El autobús vuelve a pararse en un semáforo. Lucía sabe, porque un día lo comentó el conductor lamentándose, que en la avenida si te encuentras el primer semáforo en rojo terminas parándote en casi todos. En el último semáforo antes de que el autobús gire a la izquierda y se encamine hacia la estación, un hombre negro con reflejos de luz verde, se agacha sobre una bolsa y saca entre las manos una pila de pañuelos de papel. A Lucía le dan pena los negros; pero eso no lo dice delante de Paco, porque Paco empieza a despotricar contra los negros y contra los moros, como si los negros y los moros tuvieran la culpa de que él esté todo el día tumbado en el sofá.  

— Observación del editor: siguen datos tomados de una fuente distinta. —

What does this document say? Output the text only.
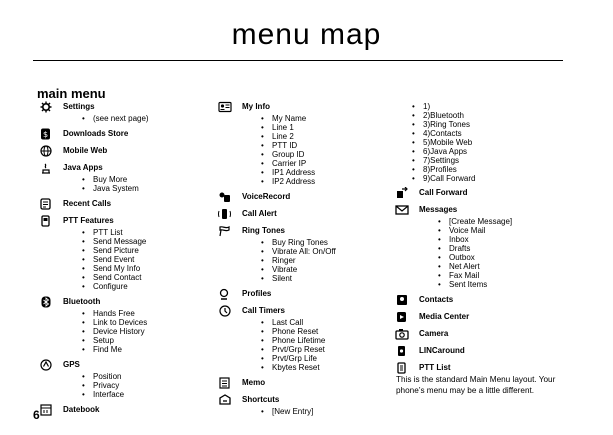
menu map
main menu
Settings
• (see next page)
$ Downloads Store
Mobile Web
Java Apps
• Buy More
• Java System
Recent Calls
PTT Features
• PTT List
• Send Message
• Send Picture
• Send Event
• Send My Info
• Send Contact
• Configure
Bluetooth
• Hands Free
• Link to Devices
• Device History
• Setup
• Find Me
GPS
• Position
• Privacy
• Interface
Datebook
My Info
• My Name
• Line 1
• Line 2
• PTT ID
• Group ID
• Carrier IP
• IP1 Address
• IP2 Address
VoiceRecord
Call Alert
Ring Tones
• Buy Ring Tones
• Vibrate All: On/Off
• Ringer
• Vibrate
• Silent
Profiles
Call Timers
• Last Call
• Phone Reset
• Phone Lifetime
• Prvt/Grp Reset
• Prvt/Grp Life
• Kbytes Reset
Memo
Shortcuts
• [New Entry]
• 1)
• 2)Bluetooth
• 3)Ring Tones
• 4)Contacts
• 5)Mobile Web
• 6)Java Apps
• 7)Settings
• 8)Profiles
• 9)Call Forward
Call Forward
Messages
• [Create Message]
• Voice Mail
• Inbox
• Drafts
• Outbox
• Net Alert
• Fax Mail
• Sent Items
Contacts
Media Center
Camera
LINCaround
PTT List
6
This is the standard Main Menu layout. Your phone’s menu may be a little different.
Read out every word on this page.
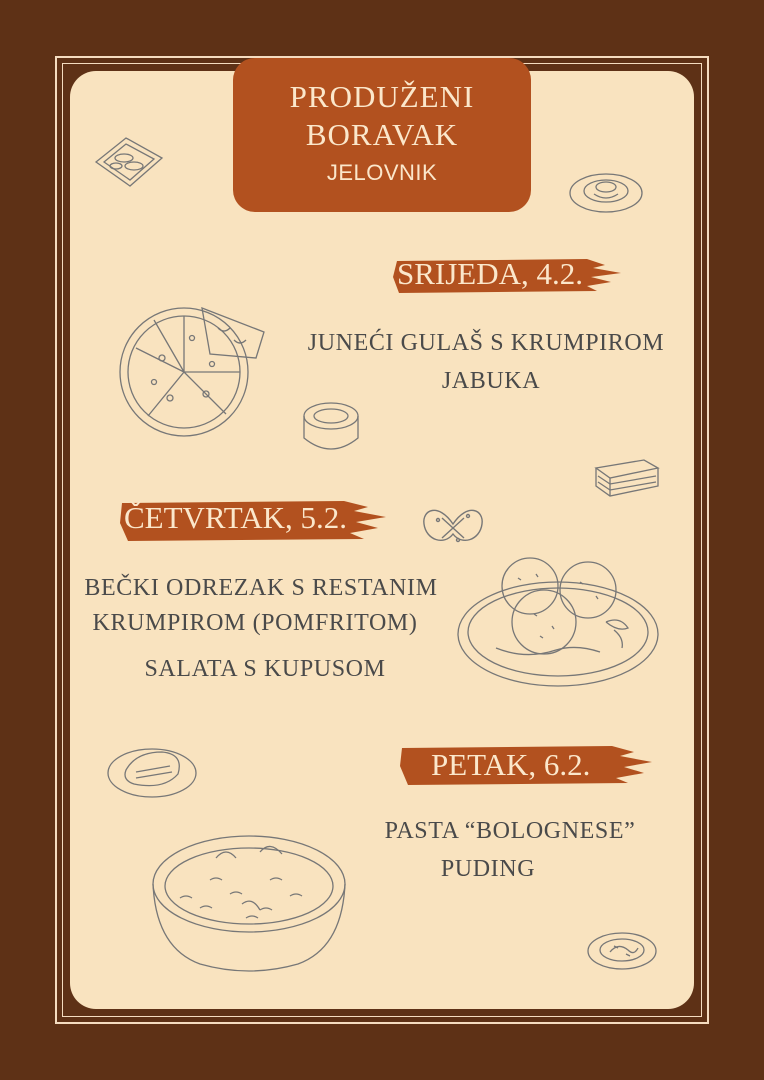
PRODUŽENI
BORAVAK
JELOVNIK
SRIJEDA, 4.2.
JUNEĆI GULAŠ S KRUMPIROM
JABUKA
ČETVRTAK, 5.2.
BEČKI ODREZAK S RESTANIM
KRUMPIROM (POMFRITOM)
SALATA S KUPUSOM
PETAK, 6.2.
PASTA “BOLOGNESE”
PUDING
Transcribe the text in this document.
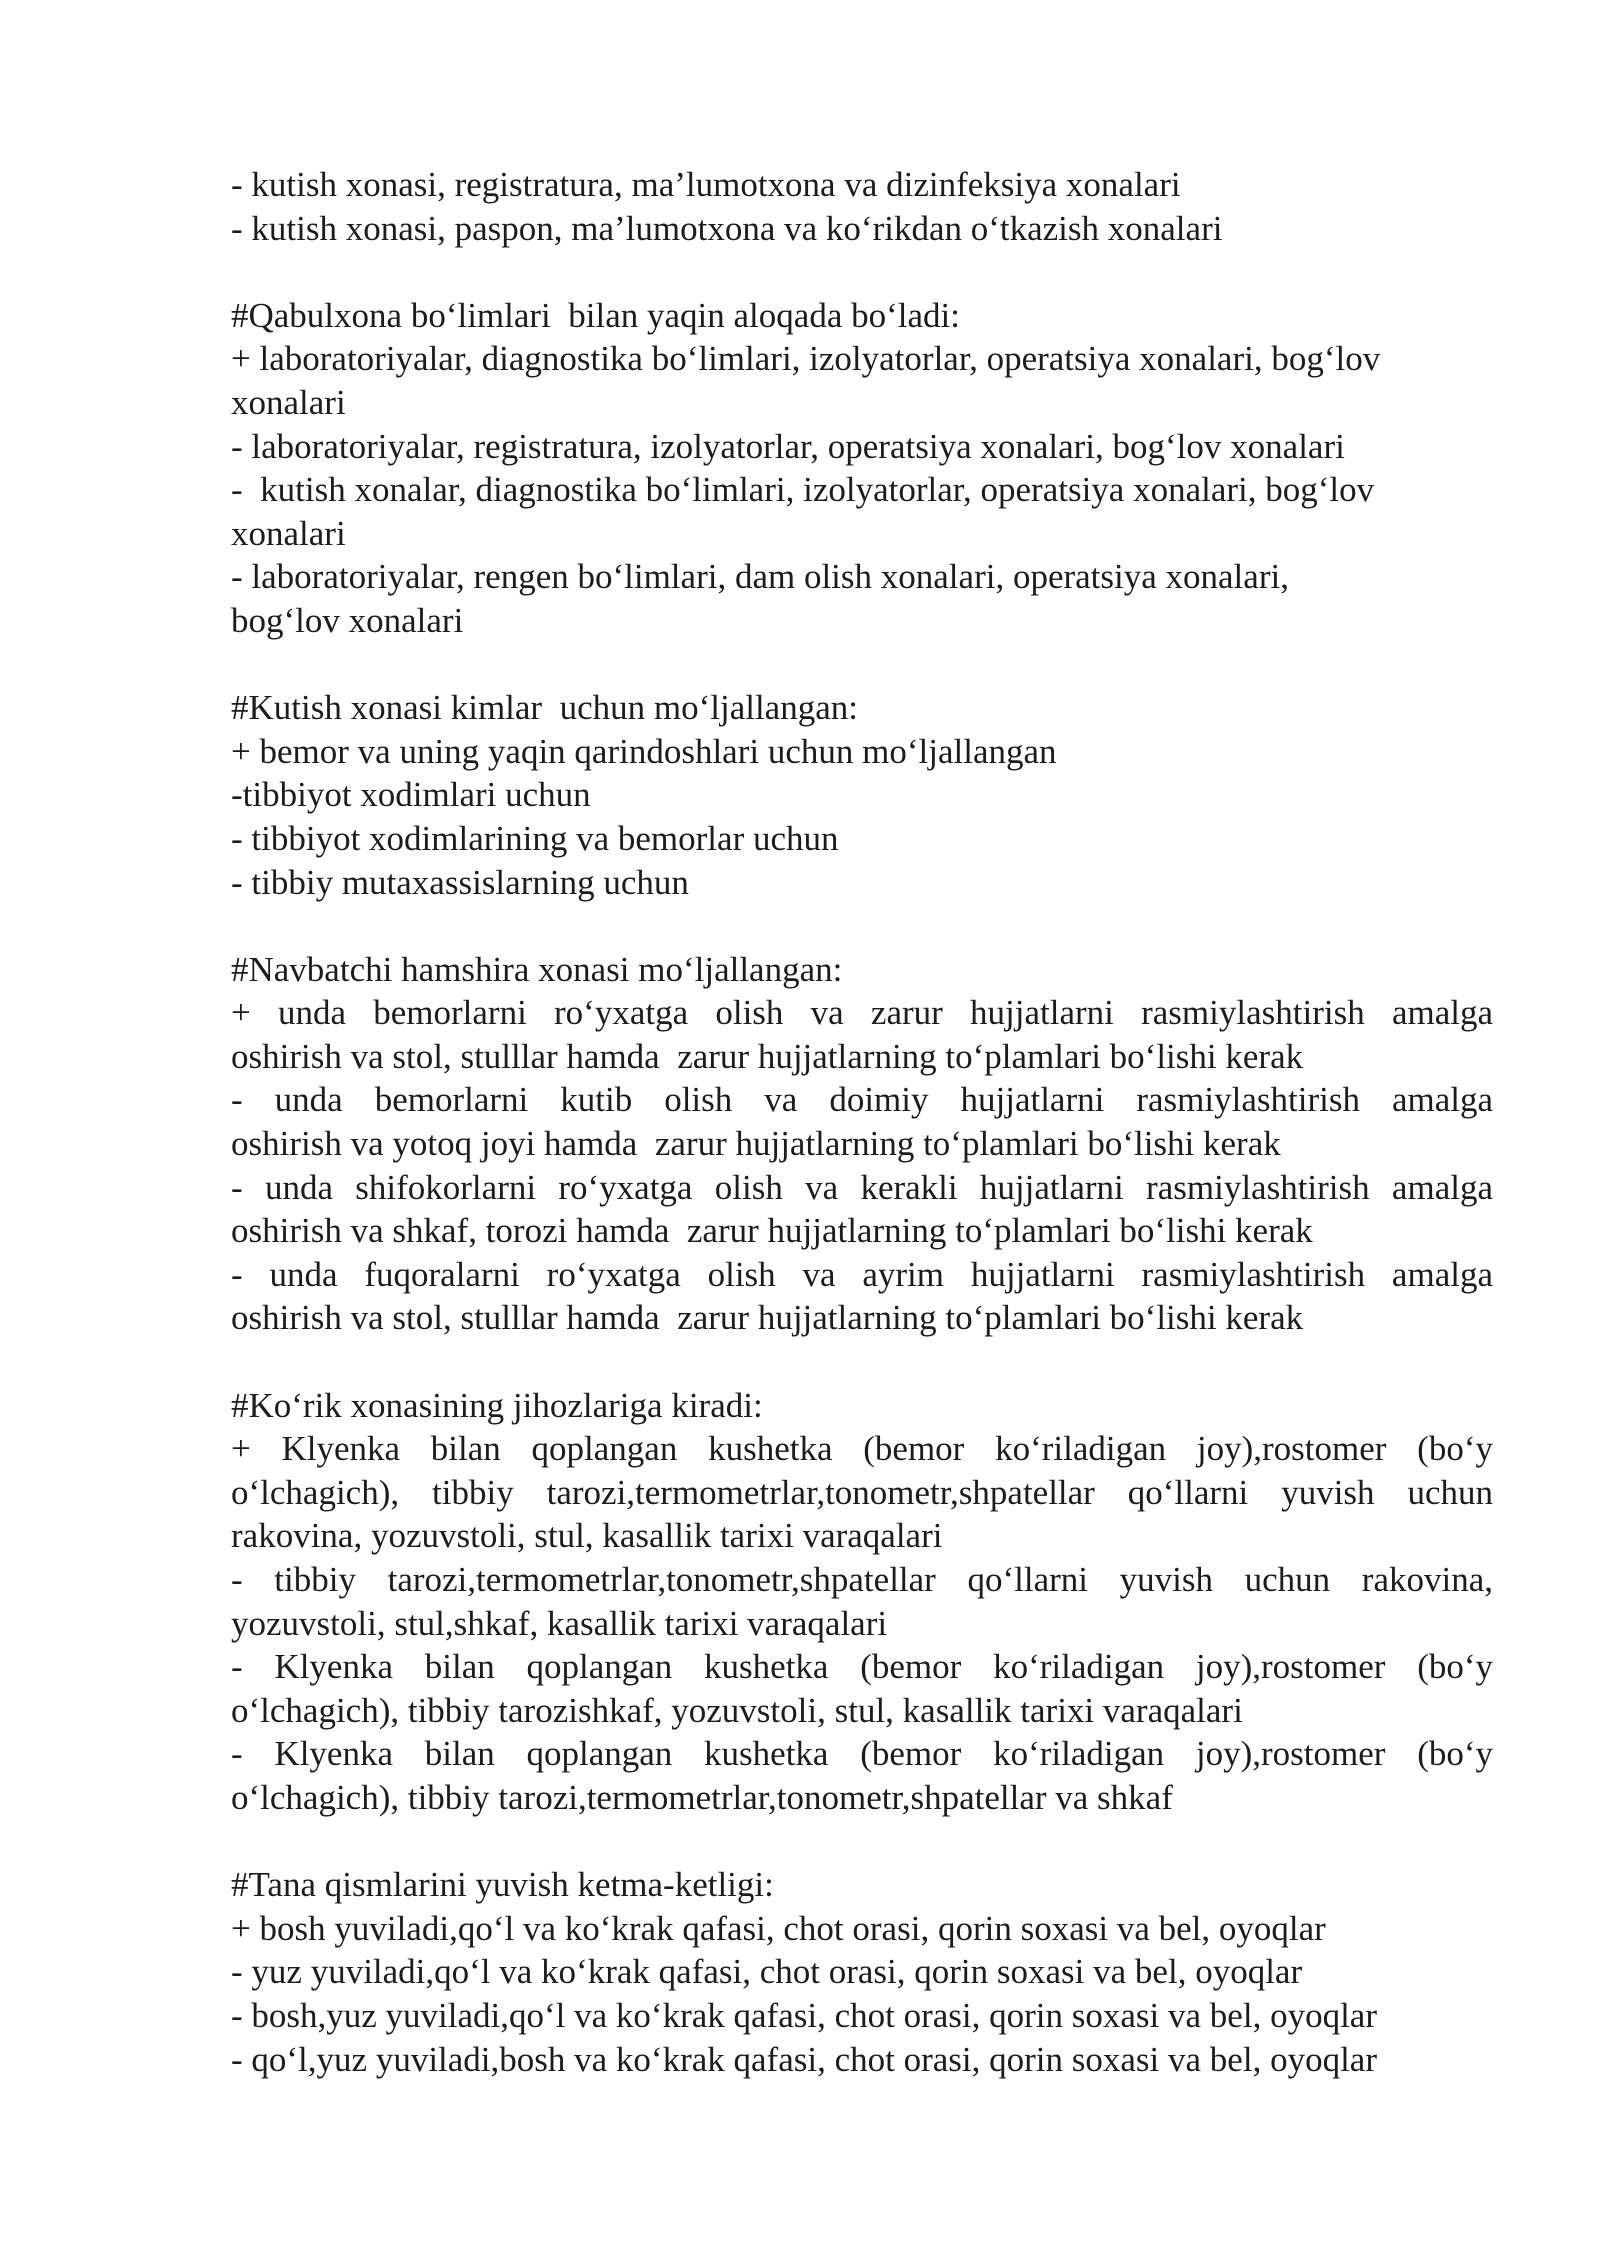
- kutish xonasi, registratura, ma’lumotxona va dizinfeksiya xonalari
- kutish xonasi, paspon, ma’lumotxona va ko‘rikdan o‘tkazish xonalari
#Qabulxona bo‘limlari  bilan yaqin aloqada bo‘ladi:
+ laboratoriyalar, diagnostika bo‘limlari, izolyatorlar, operatsiya xonalari, bog‘lov
xonalari
- laboratoriyalar, registratura, izolyatorlar, operatsiya xonalari, bog‘lov xonalari
-  kutish xonalar, diagnostika bo‘limlari, izolyatorlar, operatsiya xonalari, bog‘lov
xonalari
- laboratoriyalar, rengen bo‘limlari, dam olish xonalari, operatsiya xonalari,
bog‘lov xonalari
#Kutish xonasi kimlar  uchun mo‘ljallangan:
+ bemor va uning yaqin qarindoshlari uchun mo‘ljallangan
-tibbiyot xodimlari uchun
- tibbiyot xodimlarining va bemorlar uchun
- tibbiy mutaxassislarning uchun
#Navbatchi hamshira xonasi mo‘ljallangan:
+ unda bemorlarni ro‘yxatga olish va zarur hujjatlarni rasmiylashtirish amalga
oshirish va stol, stulllar hamda  zarur hujjatlarning to‘plamlari bo‘lishi kerak
- unda bemorlarni kutib olish va doimiy hujjatlarni rasmiylashtirish amalga
oshirish va yotoq joyi hamda  zarur hujjatlarning to‘plamlari bo‘lishi kerak
- unda shifokorlarni ro‘yxatga olish va kerakli hujjatlarni rasmiylashtirish amalga
oshirish va shkaf, torozi hamda  zarur hujjatlarning to‘plamlari bo‘lishi kerak
- unda fuqoralarni ro‘yxatga olish va ayrim hujjatlarni rasmiylashtirish amalga
oshirish va stol, stulllar hamda  zarur hujjatlarning to‘plamlari bo‘lishi kerak
#Ko‘rik xonasining jihozlariga kiradi:
+ Klyenka bilan qoplangan kushetka (bemor ko‘riladigan joy),rostomer (bo‘y
o‘lchagich), tibbiy tarozi,termometrlar,tonometr,shpatellar qo‘llarni yuvish uchun
rakovina, yozuvstoli, stul, kasallik tarixi varaqalari
- tibbiy tarozi,termometrlar,tonometr,shpatellar qo‘llarni yuvish uchun rakovina,
yozuvstoli, stul,shkaf, kasallik tarixi varaqalari
- Klyenka bilan qoplangan kushetka (bemor ko‘riladigan joy),rostomer (bo‘y
o‘lchagich), tibbiy tarozishkaf, yozuvstoli, stul, kasallik tarixi varaqalari
- Klyenka bilan qoplangan kushetka (bemor ko‘riladigan joy),rostomer (bo‘y
o‘lchagich), tibbiy tarozi,termometrlar,tonometr,shpatellar va shkaf
#Tana qismlarini yuvish ketma-ketligi:
+ bosh yuviladi,qo‘l va ko‘krak qafasi, chot orasi, qorin soxasi va bel, oyoqlar
- yuz yuviladi,qo‘l va ko‘krak qafasi, chot orasi, qorin soxasi va bel, oyoqlar
- bosh,yuz yuviladi,qo‘l va ko‘krak qafasi, chot orasi, qorin soxasi va bel, oyoqlar
- qo‘l,yuz yuviladi,bosh va ko‘krak qafasi, chot orasi, qorin soxasi va bel, oyoqlar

El autobús entra en una rotonda y rodea una fuente desecada; gira a la izquierda y enfila hacia la embocadura de la estación que es un enorme portalón de madera abierto y un túnel oscuro. El portalón y el túnel son como la boca y las fauces de un monstruo devorador de autobuses. Al traspasar el pasadizo todos comienzan a levantarse de sus asientos antes de que el autobús llegue a su dársena. Es algo instintivo, siempre ocurre lo mismo, parece como si el pasaje huyera de una prisión ambulante. En el  andén, al ritmo de la hora punta, la gente se esquiva y se atropella por la prisa. Unos corren buscando su embarque y otros bajan de los autobuses con urgencia como si algo fuese a explotar a sus espaldas. Al fin los frenos del autobús de Lucía chillan anunciando la llegada y se oye el resoplido de las puertas al abrirse como si el autobús suspirara vencido por la fatiga. El aire es frio y el paisaje denso a causa del humo de los tubos de escape. Lucía camina por el andén hacia la salida. Otro día amanece.